Is it possible to recover overwritten data?
No. It is not possible to recover data that was overwritten.
Why?
The computer memory does not retain any trace of its previous state when it is overwritten.
The secret service must have the technology to do it
No.
- For the flash memory, the technology just does not exist.
- For the magnetic memory (hard drives), the technology is only good to recover the faint sound from an erased cassette player tape,
not from a modern "perpendicular recording" hard drive.
Not even from a legacy "non-perpendicular" IDE drive.
But there must be exceptions
Actually, yes. SSDs use over-provisioning to provide better endurance and reliability.
When an SSD is made, it has more flash memory chips than its advertised capacity.
The extra memory, which can sometimes be as much as 20% of the advertised SSD capacity, is used to balance wear across different cells (so called
SSD wear-levelling) so that all memory cells degrade at roughly the same rate and no one cell fails much earlier than others.
This overprovisioned space is not accessible via normal interface (SATA, SAS, or whatever) and thus cannot be overwritten at will.
If one disassembles the SSD, removes flash memory chips, and reads them directly, some data may be obtained even after SSD had all its sectors zeroed.
Exactly how many and what data is recovered is determined by SSD controller algorithms.
However, this is not the case of being able to recover overwritten data. Conversely, this is the case of not being able to overwrite some part of the data.
How to confirm data was overwritten in a particular case?

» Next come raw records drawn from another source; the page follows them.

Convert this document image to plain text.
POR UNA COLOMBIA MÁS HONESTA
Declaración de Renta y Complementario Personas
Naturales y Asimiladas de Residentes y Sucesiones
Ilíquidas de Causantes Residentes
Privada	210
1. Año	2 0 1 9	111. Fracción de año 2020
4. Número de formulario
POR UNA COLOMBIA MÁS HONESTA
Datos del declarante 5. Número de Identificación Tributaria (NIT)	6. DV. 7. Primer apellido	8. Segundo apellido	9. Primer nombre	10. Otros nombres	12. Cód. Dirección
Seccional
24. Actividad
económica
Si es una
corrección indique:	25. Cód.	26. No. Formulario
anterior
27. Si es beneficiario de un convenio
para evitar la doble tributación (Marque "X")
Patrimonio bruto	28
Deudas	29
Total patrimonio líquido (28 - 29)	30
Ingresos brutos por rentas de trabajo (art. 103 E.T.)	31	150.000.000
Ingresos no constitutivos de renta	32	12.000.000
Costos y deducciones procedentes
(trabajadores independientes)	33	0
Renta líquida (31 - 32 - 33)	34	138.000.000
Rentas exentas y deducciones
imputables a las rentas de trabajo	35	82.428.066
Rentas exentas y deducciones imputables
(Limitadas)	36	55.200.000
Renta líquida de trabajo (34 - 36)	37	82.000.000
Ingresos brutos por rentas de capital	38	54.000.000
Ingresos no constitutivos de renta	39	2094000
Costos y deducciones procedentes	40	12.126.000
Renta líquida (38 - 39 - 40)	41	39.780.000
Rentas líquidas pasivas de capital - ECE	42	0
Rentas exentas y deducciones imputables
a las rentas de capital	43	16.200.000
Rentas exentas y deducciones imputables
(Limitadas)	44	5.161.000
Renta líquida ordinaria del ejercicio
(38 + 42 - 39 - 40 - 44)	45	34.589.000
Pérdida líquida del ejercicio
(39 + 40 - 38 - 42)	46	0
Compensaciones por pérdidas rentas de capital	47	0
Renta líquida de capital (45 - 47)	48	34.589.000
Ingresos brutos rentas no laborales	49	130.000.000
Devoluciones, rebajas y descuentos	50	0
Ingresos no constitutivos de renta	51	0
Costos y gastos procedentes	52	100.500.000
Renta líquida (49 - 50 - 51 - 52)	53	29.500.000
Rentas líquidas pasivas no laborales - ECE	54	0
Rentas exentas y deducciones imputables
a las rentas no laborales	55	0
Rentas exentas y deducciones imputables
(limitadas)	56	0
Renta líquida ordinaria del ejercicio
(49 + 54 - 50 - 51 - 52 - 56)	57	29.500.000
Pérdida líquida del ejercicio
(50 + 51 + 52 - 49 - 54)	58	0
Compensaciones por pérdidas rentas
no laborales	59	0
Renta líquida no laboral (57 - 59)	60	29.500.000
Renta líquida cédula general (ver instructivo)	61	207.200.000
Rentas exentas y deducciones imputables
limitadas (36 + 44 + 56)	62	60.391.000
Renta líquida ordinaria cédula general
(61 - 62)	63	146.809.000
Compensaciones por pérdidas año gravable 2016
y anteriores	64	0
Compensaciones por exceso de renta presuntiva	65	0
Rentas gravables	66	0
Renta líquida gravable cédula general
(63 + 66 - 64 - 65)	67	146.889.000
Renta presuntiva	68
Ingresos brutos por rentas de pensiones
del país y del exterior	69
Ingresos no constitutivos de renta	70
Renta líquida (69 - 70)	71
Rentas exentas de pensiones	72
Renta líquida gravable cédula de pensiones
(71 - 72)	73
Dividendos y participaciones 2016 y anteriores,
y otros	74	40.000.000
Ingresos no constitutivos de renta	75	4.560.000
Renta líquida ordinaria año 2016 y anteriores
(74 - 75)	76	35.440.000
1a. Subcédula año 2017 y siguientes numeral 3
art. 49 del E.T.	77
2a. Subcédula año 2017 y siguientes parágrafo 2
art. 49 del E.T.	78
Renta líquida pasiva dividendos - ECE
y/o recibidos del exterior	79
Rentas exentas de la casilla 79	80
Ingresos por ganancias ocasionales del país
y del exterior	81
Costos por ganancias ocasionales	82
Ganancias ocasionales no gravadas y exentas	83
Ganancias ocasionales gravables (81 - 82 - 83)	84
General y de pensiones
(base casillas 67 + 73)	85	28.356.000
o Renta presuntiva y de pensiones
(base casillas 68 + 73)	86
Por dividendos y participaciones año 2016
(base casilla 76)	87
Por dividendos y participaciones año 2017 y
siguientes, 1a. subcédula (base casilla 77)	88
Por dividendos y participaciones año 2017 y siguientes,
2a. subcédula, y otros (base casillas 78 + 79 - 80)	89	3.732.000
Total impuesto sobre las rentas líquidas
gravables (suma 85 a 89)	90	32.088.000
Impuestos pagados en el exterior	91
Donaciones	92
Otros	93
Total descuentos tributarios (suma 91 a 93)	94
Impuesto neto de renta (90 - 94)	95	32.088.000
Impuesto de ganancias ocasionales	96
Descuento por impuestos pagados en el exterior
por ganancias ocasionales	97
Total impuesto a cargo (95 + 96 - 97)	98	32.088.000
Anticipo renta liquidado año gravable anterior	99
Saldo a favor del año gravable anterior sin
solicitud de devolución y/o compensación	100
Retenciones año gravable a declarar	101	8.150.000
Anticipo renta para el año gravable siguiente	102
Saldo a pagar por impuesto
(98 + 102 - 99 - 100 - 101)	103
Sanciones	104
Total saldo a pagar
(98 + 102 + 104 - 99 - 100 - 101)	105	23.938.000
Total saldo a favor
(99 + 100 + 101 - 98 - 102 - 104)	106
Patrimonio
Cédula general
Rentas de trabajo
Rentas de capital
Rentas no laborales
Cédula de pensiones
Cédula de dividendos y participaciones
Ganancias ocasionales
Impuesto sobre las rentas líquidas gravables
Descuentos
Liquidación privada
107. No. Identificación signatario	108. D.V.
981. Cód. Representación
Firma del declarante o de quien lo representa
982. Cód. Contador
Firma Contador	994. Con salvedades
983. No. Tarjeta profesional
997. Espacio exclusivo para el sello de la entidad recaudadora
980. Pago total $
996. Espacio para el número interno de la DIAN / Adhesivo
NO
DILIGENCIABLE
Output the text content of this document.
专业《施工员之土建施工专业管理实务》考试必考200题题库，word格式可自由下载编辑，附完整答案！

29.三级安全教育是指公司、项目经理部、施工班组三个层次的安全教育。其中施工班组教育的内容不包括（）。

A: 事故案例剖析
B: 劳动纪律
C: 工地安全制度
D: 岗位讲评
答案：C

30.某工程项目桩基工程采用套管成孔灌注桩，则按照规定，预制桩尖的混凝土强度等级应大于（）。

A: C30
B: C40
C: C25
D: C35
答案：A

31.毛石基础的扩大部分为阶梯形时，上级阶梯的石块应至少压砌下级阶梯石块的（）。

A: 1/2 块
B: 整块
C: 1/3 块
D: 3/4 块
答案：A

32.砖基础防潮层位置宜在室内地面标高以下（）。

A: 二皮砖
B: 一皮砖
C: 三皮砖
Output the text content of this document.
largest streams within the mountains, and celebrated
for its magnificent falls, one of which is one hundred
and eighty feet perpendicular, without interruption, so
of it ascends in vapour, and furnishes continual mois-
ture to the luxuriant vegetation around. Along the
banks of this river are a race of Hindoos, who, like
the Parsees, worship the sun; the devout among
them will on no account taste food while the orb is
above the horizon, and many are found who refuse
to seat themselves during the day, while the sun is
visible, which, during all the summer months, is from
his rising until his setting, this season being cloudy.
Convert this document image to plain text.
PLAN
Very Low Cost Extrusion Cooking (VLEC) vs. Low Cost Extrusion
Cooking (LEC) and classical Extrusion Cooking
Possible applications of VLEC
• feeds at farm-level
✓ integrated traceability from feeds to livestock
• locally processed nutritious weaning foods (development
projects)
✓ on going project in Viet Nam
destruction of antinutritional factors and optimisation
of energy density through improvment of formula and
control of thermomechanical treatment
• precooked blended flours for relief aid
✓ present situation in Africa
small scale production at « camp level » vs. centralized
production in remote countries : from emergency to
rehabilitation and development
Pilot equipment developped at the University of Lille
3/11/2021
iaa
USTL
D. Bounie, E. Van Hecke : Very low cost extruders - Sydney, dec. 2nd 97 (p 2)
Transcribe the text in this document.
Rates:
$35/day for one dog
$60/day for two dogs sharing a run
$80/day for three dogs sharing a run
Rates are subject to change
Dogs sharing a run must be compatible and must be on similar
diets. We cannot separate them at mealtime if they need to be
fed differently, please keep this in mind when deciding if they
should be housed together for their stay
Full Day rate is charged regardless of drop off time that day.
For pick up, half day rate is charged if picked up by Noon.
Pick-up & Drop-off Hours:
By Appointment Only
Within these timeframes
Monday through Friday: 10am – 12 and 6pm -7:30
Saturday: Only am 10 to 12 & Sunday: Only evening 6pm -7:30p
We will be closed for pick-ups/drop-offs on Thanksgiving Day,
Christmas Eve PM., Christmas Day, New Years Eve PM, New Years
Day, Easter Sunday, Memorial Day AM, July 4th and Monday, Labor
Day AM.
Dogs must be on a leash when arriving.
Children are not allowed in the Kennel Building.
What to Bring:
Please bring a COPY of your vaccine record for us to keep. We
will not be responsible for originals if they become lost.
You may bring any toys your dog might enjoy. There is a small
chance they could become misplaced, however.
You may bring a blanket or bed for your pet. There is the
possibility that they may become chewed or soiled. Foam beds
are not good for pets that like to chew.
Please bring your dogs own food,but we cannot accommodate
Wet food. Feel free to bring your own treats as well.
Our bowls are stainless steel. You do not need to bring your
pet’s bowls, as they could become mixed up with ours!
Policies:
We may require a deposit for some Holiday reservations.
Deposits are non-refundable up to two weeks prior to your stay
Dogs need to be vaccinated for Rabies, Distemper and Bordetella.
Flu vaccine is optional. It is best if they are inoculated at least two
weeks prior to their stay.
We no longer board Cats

If data cannot be recovered by data recovery software, it should be considered overwritten.
However, you should try several different data recovery tools before giving up because different programs use different recovery techniques and
thus produce different results. There are two typical scenarios:
- A complete format (also called "low level format") was performed on the drive.
In this case, any data recovery utility would show no files at all. ReclaiMe would specifically report that "The drive was subject to a complete format",
confirming the fact that the drive is actually blank.
- One of the secure erase (also known as "disk wiping") utilities was used.
In this case, multiple files, sometimes with random names, can be recovered but they do not contain any useful data.
These files are created and filled with random data by the secure erase utility; this is done specifically to thwart any possible data recovery attempt.